LOS ANGELES — Sonoratown’s not a secret anymore.

The little Fashion District restaurant earned renown from LA foodies in 2018, when it won KCRW and Gustavo Arellano’s inaugural Tortilla Tournament. Praise continued through the years and spiked recently when the restaurant competed with Mexicali and Tacos 1986 in a “Battle of the Bites” on actress Drew Barrymore’s eponymous daytime talk show.

The restaurant’s success is evident beyond the accolades — visitors will notice a steady stream of orders throughout the afternoon, awards have piled up on the walls and shelves, and a second location is in the works along San Vicente Boulevard in Mid-City.

Though the restaurant has earned a following, Sonoran style — borrowed from the Northern Mexican state of Sonora where restaurant co-owner Teo Diaz calls home — is arguably underrepresented in the Southland. While Mexican food is revered throughout Southern California, the flavors of Southern and Western Mexico have a strong foothold as late.

“I always wonder why Sonoran cuisine hasn’t really penetrated much farther into the U.S. than Arizona,” said Sonoratown co-owner Jen Feltham. “I’m glad to have had a small part in helping to spread the gospel of how delicious the food is in Northern Mexico!”

 

While the flavors of Southern Mexico are based in ancient traditions — the broad range of moles and spices in Oaxacan food can attest to that — Sonoran cuisine takes many of its cues from arid desert ranching and agricultural life brought by Spanish colonial settlers. Today, many of its qualities come from Sonora’s blending of cultures in a region where the U.S.-Mexico border isn’t a hard line but a blur.

“I’ve heard the reason why Sonoran beef is better than anywhere else is because of the specific flora that those grazing cattle are eating. But it’s beautiful because it echoes those other cuisines we revere,” Feltham said, comparing it to New York pizza, which is beloved for the water that composes its dough.
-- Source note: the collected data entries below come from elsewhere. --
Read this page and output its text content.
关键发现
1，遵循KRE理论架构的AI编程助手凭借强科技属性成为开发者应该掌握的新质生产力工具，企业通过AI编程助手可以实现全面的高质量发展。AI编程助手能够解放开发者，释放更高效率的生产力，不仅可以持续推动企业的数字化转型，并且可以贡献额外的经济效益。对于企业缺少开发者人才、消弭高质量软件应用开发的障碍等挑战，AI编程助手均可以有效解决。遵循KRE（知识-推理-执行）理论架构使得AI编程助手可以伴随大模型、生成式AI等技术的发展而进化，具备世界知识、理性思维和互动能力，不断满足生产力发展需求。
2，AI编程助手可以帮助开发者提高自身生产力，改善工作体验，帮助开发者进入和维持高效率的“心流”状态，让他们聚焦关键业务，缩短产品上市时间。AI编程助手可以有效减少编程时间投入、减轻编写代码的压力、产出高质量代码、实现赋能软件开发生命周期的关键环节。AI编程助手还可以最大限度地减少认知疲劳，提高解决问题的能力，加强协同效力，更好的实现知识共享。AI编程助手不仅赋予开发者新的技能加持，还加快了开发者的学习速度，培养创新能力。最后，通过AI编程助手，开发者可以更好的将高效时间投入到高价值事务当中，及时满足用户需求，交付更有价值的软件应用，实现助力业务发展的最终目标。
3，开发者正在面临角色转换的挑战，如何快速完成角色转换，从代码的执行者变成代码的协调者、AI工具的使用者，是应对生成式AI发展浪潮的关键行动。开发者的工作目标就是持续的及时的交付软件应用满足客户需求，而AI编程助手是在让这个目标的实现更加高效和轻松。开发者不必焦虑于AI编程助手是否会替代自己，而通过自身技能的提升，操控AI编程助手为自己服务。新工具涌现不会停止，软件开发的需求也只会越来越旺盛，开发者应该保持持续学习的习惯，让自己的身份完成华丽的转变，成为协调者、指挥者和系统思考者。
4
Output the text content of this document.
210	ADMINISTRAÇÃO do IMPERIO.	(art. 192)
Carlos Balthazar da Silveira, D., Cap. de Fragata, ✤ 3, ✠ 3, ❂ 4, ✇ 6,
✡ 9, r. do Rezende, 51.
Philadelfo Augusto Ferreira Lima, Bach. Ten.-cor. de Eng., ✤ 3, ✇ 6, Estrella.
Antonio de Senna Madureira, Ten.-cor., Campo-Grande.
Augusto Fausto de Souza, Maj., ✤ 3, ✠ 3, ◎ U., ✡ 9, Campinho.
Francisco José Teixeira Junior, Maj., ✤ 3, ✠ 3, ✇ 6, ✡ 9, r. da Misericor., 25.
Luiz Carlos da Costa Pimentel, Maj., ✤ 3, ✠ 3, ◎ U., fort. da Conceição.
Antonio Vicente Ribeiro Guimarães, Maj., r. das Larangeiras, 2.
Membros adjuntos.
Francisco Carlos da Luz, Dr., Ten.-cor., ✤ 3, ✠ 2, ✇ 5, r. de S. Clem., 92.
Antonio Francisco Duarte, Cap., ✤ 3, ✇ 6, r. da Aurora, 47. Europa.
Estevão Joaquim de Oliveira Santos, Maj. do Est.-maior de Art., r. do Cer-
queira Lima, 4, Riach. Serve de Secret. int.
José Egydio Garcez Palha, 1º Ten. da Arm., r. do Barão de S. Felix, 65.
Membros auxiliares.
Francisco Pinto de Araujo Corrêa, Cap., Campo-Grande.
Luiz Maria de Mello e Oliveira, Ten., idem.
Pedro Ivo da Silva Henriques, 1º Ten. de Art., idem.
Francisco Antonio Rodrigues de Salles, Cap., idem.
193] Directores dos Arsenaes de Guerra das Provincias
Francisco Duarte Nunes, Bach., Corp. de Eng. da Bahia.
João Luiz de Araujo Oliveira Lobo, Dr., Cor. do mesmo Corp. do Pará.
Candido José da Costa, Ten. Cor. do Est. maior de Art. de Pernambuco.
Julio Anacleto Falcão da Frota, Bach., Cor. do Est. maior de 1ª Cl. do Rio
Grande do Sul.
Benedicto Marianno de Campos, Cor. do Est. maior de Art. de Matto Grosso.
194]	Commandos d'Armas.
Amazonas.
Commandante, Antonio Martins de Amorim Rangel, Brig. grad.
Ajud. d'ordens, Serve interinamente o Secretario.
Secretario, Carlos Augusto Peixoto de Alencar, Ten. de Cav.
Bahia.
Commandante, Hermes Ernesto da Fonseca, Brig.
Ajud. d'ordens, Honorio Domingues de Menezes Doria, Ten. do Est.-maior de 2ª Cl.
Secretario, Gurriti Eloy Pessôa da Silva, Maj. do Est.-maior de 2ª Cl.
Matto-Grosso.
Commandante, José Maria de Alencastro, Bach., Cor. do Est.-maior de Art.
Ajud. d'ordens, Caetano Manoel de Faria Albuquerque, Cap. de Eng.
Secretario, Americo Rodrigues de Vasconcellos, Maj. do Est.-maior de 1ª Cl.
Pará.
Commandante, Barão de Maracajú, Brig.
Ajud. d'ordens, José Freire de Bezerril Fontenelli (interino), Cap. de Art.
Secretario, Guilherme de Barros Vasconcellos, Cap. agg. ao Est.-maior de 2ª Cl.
“It’s simple, and that’s been the guiding principle. That’s why our menu is so short: simplicity is so much better,” Feltham said.

Take Sonoratown’s costilla beef taco: the meat is rich, slightly salty and tinged with the flavor of mesquite smoke; a layer of avocado salsa offers a light creaminess, offsetting the heat of chile de arbol red salsa. It’s all wrapped in the restaurant’s most heralded weapon, the flour tortilla, made specifically from wheat grown in San Luis Rio Colorado, Diaz’s hometown. (The flour tortilla is what took the top prize in the 2018 Tortilla Tournament, and it’s not optional: corn tortillas are nowhere to be found in Sonoratown.)

It’s a dish that appropriately reflects the communities of the Sonoran Desert; though there’s a great tradition of culinary complexity in the Sonoran Desert (the Southern Arizona city of Tucson was named the first UNESCO City of Gastronomy in the United States in 2016), there’s a beauty to simple food done perfectly.

Sonoratown’s customers seem to agree, inspiring Feltham and Diaz to expand their influence to Mid-City — the restaurant’s second location might open as soon as two to three months from now, Feltham said. But the husband and wife ownership team is staying humble despite their success.

“The fact that they liked our food was so perfect, it feels so charmed,” Feltham said. “I have no expectations that we will have the same sort of charmed opening in the new spot, but it’s been so great…I’m so excited to try Mid-City on for size.”